Такова была обстановка, побудившая Ю. О. Мартова к отъезду из Советской России. Влиять на большевиков в сторону «смягчения» он уже не имел возможности. Но обладая большим авторитетом в кругах европейской социал-демократии, он мог и, вероятно, рассчитывал предупредить европейский пролетариат о трагическом опыте «военного коммунизма». Большевики, естественно, опасались этого. В ЦК РКП(б) возникли разногласия: выдавать или не выдавать Мартову заграничный паспорт. В воспоминаниях известного меньшевика Р. Абрамовича этот эпизод описывается так:

«Как передавали нам некоторые из среды старых большевиков, обсуждение проблемы паспортов для меньшевиков вызвало в ЦК РКП разногласие. Многие члены ЦК настаивали, что Мартов со своими большими интернациональными связями может наделать Коминтерну много хлопот за границей. Но другие, в особенности Ленин, настаивали на том, что выгоднее Мартова выпустить за границу, чтобы отделаться от него в самой Москве. Некоторые видные большевики потом передавали, что в сущности большинство ЦК было против выдачи паспортов. Но позиция Ленина была истолкована так, что, жалея своего старого друга Мартова, которого он не переставал любить, он хочет дать ему возможность уйти от неизбежной тюрьмы и ссылки».

Ставшие ныне доступными материалы, в частности сборник воспоминаний видных меньшевистских деятелей, вышедший в США в 1988 году, дают возможность уточнить обстоятельства отъезда.

Мартов обратился с просьбой о выезде не к Ленину, ибо считал унизительным для себя, как для лидера рабочей партии, просить о милости, а написал открытое письмо ЦК РКП (б) и II конгрессу Коминтерна, который проходил в Москве с 19 июля по 17 августа 1920 г.
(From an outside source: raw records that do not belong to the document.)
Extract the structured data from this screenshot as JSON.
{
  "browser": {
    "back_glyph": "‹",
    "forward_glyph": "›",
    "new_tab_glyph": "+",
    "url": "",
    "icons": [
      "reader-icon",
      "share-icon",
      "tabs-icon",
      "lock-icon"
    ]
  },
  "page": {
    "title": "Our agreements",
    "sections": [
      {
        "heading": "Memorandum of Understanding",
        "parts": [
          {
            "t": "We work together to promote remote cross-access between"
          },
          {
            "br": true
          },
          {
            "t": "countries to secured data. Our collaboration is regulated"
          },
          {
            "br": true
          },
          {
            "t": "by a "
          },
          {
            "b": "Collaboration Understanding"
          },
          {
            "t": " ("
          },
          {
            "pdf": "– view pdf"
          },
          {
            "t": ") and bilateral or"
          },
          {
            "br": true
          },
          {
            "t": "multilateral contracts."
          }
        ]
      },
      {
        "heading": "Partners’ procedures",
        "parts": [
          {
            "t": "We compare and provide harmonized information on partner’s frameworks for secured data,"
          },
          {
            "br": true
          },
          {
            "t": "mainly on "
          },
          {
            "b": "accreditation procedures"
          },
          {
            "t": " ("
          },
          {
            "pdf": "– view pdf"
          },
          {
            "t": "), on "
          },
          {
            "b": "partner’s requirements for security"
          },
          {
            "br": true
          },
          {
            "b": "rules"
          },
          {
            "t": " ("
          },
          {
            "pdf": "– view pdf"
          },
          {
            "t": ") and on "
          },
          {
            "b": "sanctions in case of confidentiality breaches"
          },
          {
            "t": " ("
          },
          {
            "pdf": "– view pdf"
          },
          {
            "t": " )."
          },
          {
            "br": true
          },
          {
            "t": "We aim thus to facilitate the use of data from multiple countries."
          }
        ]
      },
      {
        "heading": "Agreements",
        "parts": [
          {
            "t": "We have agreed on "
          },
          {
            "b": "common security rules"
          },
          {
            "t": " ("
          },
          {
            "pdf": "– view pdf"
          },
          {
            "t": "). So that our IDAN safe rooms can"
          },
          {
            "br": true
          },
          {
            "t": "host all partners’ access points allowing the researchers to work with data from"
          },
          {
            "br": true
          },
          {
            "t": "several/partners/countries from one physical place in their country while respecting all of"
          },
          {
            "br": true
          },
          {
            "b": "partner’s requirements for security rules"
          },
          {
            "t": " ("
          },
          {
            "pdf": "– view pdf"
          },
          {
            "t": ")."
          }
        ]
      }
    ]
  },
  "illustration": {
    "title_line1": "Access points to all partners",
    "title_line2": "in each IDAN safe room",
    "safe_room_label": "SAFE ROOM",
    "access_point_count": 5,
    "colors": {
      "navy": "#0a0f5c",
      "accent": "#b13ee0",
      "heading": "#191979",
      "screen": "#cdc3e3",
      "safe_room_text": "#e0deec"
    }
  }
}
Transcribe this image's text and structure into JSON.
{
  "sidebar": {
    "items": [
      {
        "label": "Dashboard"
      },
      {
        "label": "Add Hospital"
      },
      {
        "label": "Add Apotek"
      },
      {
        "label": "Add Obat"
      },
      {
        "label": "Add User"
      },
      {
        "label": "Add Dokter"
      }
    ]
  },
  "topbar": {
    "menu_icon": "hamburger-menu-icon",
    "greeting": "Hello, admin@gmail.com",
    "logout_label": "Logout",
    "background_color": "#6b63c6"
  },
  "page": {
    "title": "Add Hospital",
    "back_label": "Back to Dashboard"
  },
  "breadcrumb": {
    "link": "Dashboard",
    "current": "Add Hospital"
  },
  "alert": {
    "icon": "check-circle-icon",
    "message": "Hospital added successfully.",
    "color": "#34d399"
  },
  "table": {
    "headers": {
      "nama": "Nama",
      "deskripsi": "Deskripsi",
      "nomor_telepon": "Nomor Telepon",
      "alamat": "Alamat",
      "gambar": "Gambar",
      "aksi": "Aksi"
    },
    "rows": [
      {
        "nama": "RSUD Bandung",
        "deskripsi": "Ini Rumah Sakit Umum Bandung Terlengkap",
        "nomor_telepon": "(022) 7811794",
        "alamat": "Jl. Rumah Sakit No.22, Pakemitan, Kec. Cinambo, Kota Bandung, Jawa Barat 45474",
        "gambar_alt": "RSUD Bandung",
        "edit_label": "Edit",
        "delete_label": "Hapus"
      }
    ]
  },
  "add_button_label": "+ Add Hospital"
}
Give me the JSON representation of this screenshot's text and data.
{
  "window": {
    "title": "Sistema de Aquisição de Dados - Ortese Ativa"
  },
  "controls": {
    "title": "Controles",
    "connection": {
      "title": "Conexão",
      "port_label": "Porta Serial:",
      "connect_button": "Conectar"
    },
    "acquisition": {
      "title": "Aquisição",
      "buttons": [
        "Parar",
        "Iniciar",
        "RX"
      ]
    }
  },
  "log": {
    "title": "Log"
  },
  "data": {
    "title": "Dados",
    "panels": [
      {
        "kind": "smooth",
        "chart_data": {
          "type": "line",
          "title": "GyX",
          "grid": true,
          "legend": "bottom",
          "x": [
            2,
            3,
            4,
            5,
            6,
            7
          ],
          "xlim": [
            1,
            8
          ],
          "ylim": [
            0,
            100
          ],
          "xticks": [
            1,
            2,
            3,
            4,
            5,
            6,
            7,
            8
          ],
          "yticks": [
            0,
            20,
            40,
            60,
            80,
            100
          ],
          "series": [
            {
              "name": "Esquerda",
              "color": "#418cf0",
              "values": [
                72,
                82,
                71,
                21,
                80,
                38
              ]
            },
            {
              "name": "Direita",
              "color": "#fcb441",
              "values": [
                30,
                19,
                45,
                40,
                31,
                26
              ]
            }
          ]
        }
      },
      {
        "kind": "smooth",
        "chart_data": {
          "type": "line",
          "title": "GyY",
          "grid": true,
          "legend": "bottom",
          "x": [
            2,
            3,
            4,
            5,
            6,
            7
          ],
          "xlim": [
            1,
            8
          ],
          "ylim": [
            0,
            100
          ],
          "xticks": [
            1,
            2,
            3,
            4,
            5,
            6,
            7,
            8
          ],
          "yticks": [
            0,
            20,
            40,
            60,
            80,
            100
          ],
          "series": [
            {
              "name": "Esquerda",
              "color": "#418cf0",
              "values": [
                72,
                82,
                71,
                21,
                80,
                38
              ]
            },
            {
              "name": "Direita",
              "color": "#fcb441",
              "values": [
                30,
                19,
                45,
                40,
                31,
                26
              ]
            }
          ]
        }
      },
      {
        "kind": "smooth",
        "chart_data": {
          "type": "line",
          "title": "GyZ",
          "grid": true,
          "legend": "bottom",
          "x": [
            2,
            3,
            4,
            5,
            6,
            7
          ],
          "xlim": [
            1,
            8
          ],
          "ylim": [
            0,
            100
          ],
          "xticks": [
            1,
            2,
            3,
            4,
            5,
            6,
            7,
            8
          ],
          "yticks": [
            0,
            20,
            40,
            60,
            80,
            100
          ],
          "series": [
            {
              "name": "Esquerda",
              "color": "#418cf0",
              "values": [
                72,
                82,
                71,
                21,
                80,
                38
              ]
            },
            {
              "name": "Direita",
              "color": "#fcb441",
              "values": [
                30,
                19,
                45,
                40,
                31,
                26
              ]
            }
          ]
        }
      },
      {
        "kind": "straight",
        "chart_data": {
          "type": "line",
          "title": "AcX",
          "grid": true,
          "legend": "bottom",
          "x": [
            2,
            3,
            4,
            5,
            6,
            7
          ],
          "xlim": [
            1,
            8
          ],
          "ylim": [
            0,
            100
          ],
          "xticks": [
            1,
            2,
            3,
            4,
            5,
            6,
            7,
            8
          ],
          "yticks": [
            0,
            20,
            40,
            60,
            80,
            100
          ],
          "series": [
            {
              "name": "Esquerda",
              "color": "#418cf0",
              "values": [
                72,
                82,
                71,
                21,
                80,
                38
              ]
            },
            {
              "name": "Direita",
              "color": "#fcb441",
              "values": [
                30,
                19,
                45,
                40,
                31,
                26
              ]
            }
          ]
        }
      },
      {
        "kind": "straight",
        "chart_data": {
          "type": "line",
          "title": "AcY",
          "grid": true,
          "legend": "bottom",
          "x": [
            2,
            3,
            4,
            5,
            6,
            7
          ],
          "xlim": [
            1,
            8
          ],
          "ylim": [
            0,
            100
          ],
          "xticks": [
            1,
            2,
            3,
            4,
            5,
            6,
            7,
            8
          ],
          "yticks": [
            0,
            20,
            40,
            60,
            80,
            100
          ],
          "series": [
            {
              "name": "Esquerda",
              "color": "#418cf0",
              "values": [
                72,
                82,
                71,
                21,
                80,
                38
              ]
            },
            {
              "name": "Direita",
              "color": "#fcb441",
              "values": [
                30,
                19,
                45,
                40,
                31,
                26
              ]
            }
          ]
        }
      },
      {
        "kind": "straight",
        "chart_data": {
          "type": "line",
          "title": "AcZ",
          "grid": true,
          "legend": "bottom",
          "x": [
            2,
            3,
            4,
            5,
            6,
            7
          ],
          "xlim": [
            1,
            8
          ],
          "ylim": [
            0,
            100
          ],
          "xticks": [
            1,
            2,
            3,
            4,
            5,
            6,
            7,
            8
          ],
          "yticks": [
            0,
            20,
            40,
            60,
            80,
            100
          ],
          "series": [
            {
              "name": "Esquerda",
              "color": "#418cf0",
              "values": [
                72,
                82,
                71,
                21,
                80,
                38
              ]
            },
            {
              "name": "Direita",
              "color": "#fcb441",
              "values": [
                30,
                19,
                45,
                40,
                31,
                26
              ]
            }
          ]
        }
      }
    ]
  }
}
В этой связи в Москве находилось большое число западноевропейских социалистов. Письмо таким образом получило широкую огласку. Проигнорировать обращение Ю. О. Мартова, широко известного в социал-демократической среде Европы, было невозможно. Паспорта были выданы, и в конце сентября 1920 года Ю. О. Мартов выехал из Москвы. А 12 октября он уже присутствовал на открытии съезда Независимой социал-демократической партии Германии в маленьком немецком городке Галле.

Большевики придавали большое значение этому съезду. Главой советской делегации был назначен Г. Зиновьев. Его вступительная речь длилась более четырех часов. Мартов должен был выступать третьим. Однако говорить он не смог. Болезнь, сильно запущенная в Москве, во время переезда по морю заметно обострилась. Горло хрипело. После нескольких слов приветствия он передал свой доклад А. Штейну, который его и зачитал.

Характерно то, что в докладе на съезде в Галле Мартов критиковал большевиков не столько с идейных позиций, ибо сам он до конца дней оставался теоретиком пролетарской революции, сколько с позиций нравственных и этических. Он ставил большевикам в вину подавление свободы партии и свободы независимой мысли. Теперь мы можем сказать, что в своей критике он был прав. Развитие подмеченных Мартовым отклонений от политической морали впоследствии привело к самым серьезным искажениям социалистической идеи в СССР, к длительному, затянувшемуся вплоть до начала перестройки кризису в отношениях между коммунистами и социал-демократами.

Но ни политических средств, ни физических сил для противодействия этой тенденции у Ю. О. Мартова уже не оставалось. Болезнь быстро прогрессировала. Последние его усилия были направлены на то, чтобы создать за границей печатный орган русской социал-демократии (с 1 февраля 1921 г. в Берлине начал выходить журнал «Социалистический вестник») и на то, чтобы защитить от насилия остававшихся в России товарищей.

Сумерки свободы

К сожалению, надежды на облегчение участи остававшихся в России социал-демократов, затеплившиеся с началом нэпа, не оправдались. Короткая весна демократии, проявившаяся во взрыве экономической и культурной жизни, не затронула политику.

12-я Всероссийская конференция РКП (б), собравшаяся в Москве в начале августа 1922 года, расставила последние точки над «i».

Надежды меньшевиков на то, что нэп откроет возможность сотрудничества с большевиками в условиях плюрализма, оказались, как и в 1918 году, иллюзией.

«Начало новой экономической политики, — говорилось в резолюции конференции, — вызвало было у меньшевиков и эсеров надежду на капитуляцию РКП и установление „демократической“ коалиционной власти. Но по мере того как все эти надежды оказывались иллюзорными, меньшевики и эсеры все больше впадали и впадают в авантюризм».